И тут я увидел, вокруг чего толпился и на что глазел базарный народ. Меня передернуло. На земле лежали ноги в сапогах и галифе, из оборванных раструбов выглядывало что-то розовое, и рядом руки, несколько рук, корчащихся, вопрошающих, недоумевающих, они были белесые и окровавленные. Тут же несколько скрюченных пальцев, а вон уши, ноздри, тоже все в красном. Я отскочил, рвотный ком дернулся в горле.
– Да это ж из глины, чудак, – засмеялся рядом со мной носатый старик в кепке.
В это время толпа ахнула. Кто-то крикнул:
– Да прекратите вы это!
– Увести его надо, увести! – почти хором запричитали толстые торговки. Я обернулся. Фархат размахнулся и запустил в толпу какой-то скрюченной рукой, толпа опять ахнула, качнулась. Рыжий парень, весь в веснушках, выпрыгнул вперед и закричал:
– Держи его! – Но тут же попятился – Фархат потянулся за ногой.

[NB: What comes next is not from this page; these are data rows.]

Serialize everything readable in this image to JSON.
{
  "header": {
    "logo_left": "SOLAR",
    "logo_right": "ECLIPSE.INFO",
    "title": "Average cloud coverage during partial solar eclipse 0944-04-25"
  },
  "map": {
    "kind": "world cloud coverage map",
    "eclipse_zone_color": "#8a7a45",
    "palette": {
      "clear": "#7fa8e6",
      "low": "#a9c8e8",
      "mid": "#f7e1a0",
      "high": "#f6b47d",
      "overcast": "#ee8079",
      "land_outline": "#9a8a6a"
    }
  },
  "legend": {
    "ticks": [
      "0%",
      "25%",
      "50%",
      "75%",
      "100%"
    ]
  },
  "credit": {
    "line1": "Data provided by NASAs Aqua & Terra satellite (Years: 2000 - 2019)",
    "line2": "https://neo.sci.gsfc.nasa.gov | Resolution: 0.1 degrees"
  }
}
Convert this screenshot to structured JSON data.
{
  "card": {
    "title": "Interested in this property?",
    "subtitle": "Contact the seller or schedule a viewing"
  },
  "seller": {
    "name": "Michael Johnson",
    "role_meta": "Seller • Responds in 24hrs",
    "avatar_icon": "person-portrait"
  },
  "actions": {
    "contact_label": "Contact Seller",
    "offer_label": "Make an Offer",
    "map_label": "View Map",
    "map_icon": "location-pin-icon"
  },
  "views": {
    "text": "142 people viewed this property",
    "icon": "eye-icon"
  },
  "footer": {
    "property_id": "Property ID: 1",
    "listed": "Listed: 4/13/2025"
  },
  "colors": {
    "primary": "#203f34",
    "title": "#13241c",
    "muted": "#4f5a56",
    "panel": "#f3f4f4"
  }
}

«Когда это он успел наделать? Как смог притащить?» – думал я и стоял на месте. Не знаю, было ли мое промедление предательством.
Из-за спин быстро выскочила фархатова хозяйка. Она была черноброва, насуплена.
– Ну чего? Чего? – прогорланила она. Нагнулась и бережно прижала Фархата к груди. – Чего? – грозно проревела она, и толпа расступилась. хозяйка разогнулась и пошла с Фархатом вперед. Она тащила его, а он обвис в ее руках и прикрыл глаза.
Но на меня, на весь мир, на притихших людей, смотрел другой глаз. Он лежал на кошме укоризненный и влажный, в пять раз больше обычного, и казалось, сейчас моргнет ресницами растопыренными. Он смотрел.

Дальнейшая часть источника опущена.